Schlaflose Nächte. Die fallen einem heute 73-jährigen Handwerker im Ruhestand aus dem Rheinland als Erstes ein, wenn er ans Ende des vergangenen Jahrzehnts zurückdenkt. Jeden Abend ging er mit der Horrorvision ins Bett, im Morgengrauen von der Steuerfahndung geweckt zu werden.
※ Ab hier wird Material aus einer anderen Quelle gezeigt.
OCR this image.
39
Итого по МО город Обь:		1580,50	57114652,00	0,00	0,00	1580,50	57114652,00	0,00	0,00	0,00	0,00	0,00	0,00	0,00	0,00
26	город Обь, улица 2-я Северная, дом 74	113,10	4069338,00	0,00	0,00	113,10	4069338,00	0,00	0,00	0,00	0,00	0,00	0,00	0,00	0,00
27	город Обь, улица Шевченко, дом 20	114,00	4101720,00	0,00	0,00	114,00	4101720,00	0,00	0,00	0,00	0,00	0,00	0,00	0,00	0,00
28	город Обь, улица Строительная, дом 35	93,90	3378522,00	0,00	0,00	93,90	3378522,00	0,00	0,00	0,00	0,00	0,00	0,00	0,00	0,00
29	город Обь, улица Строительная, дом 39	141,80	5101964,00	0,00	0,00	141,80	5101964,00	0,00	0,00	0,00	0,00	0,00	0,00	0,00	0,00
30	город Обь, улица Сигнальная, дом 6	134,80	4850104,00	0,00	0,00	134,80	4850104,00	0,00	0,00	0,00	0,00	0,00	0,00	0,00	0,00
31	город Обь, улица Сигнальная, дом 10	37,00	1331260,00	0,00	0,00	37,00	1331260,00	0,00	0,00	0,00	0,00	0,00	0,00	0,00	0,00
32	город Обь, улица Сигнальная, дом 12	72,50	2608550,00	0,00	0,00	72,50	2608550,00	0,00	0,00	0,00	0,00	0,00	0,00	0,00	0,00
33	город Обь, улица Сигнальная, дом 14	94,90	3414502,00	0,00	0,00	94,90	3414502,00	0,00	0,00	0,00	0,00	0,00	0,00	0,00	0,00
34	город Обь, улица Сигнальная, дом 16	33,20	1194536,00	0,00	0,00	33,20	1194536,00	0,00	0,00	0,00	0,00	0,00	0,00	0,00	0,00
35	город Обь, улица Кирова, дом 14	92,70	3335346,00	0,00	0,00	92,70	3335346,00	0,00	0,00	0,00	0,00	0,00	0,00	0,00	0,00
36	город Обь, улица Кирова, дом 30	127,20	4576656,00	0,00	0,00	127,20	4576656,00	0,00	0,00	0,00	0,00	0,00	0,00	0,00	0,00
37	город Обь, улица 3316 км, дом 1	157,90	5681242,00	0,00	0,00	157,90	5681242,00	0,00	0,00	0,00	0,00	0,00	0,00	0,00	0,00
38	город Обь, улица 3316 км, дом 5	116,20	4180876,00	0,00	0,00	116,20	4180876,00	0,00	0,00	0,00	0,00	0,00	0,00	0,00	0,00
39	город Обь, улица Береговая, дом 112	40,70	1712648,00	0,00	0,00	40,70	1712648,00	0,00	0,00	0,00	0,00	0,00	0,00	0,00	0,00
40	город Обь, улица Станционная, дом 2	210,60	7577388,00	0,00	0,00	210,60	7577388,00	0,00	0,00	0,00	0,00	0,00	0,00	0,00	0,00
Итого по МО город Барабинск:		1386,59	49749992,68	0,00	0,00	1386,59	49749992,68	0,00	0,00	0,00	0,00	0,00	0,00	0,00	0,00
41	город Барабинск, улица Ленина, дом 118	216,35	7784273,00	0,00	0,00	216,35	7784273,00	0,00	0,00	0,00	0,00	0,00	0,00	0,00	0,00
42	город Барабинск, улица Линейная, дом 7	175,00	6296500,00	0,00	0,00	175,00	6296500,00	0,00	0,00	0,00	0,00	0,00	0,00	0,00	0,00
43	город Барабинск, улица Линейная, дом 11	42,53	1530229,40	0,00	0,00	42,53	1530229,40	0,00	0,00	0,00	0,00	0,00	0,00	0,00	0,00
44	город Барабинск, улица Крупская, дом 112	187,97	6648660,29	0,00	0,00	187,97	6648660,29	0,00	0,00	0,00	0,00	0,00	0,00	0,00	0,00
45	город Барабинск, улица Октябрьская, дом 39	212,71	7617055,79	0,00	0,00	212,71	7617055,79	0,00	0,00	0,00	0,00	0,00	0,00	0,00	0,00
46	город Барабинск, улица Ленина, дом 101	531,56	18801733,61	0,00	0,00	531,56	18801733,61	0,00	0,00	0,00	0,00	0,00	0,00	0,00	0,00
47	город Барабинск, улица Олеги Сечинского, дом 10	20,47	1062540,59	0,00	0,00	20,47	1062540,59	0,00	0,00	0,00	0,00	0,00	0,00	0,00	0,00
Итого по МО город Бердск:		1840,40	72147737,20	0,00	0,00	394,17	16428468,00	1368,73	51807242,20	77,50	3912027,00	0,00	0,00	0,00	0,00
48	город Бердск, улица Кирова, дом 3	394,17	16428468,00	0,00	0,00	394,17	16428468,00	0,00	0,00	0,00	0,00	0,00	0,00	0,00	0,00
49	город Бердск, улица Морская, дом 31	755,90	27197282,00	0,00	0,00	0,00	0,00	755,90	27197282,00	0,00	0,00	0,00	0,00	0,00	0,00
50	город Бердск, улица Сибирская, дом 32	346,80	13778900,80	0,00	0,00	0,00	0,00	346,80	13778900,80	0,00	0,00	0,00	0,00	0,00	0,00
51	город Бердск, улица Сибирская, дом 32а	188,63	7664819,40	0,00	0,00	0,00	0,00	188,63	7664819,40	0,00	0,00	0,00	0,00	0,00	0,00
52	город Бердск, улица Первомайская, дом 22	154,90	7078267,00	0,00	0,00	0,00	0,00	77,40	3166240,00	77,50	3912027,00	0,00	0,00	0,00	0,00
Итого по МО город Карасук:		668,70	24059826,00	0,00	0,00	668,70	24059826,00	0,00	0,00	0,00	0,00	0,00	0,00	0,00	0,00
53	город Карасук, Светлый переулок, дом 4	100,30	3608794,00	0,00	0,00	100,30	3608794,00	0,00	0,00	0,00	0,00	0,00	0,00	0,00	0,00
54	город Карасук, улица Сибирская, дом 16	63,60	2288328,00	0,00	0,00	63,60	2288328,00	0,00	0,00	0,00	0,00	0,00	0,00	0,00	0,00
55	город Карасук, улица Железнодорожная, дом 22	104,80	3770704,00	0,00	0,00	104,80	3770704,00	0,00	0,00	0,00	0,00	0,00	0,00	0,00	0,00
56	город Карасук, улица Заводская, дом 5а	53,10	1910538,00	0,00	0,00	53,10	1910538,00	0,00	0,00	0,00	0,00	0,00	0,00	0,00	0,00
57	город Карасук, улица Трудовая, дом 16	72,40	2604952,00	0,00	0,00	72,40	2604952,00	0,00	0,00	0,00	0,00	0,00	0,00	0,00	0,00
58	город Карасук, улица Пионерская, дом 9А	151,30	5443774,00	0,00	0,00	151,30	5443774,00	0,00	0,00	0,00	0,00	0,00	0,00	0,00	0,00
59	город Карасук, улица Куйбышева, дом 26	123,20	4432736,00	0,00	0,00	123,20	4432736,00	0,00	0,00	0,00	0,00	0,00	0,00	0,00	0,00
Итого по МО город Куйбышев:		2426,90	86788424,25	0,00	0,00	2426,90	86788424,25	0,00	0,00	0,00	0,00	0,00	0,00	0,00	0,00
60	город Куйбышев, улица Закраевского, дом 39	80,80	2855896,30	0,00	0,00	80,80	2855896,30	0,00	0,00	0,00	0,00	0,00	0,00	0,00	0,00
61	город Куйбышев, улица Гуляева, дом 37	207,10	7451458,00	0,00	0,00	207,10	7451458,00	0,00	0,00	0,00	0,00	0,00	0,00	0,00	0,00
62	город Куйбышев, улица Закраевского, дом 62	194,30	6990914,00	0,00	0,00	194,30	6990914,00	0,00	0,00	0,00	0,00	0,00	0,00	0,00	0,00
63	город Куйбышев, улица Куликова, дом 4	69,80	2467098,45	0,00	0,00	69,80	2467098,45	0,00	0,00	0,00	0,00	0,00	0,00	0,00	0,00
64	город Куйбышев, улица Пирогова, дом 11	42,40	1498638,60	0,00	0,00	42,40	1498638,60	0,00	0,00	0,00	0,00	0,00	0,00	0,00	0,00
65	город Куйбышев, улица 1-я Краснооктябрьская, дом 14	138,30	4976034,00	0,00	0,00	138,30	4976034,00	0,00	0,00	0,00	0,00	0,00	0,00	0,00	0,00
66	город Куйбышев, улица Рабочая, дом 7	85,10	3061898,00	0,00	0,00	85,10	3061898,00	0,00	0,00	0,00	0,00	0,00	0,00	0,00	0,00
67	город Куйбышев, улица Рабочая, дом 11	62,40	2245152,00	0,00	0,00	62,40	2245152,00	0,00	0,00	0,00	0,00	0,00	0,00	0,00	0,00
Schließlich hatten die Finanzbehörden damals gerade begonnen, CDs mit den Kundendaten von Schweizer Banken zu kaufen – und auch der Rentner bunkerte Geld in der einstigen Alpenbastion, eine ansehnliche sechsstellige Summe. Doch trotz aller Nervosität konnte er sich nicht durchringen, sich selbst anzuzeigen und einen Teil seines „Notgroschens“ zu verlieren. Stattdessen entschied er sich, das Geld zu verstecken – und wählte den „insurance wrapper“, den sein Kundenbetreuer in der Schweiz empfahl. Bei diesem Modell werden Geldanlagen wie Aktien oder Fonds in eine Lebensversicherung „eingewickelt“ (englisch: to wrap). In Deutschland hat sich für die Produkte der Begriff Lebensversicherungsmantel etabliert.

Entdeckungsrisiko steigt

Sie galten lange als Geheimtipp, um geheimes Vermögen in Sicherheit zu bringen und nach und nach weiß zu waschen. Zehntausende deutsche Anleger haben sich auf die angeblich wasserdichten Modelle eingelassen – vor allem in der Schweiz, aber auch in Österreich und Luxemburg. Und müssen nun doch zittern: „Das Risiko, dass Anleger entdeckt werden, ist deut-lich gestiegen“, warnt Marcus Hornig, Leiter Private Clients bei WTS in Düsseldorf. Der Grund: Insider aus unterschiedlichen Bereichen der Finanzverwaltung berichten, dass die Steuerfahnder die Konstrukte besonders ins ­Visier nehmen. Sie haben dank der engeren Kooperation von Steueroasen wie der Schweiz, Österreich und Luxemburg immer bessere Chancen, „Wrapper“ tatsächlich zu entlarven. Spätestens im nächsten Jahr droht deshalb zahlreichen Betroffenen die Entdeckung.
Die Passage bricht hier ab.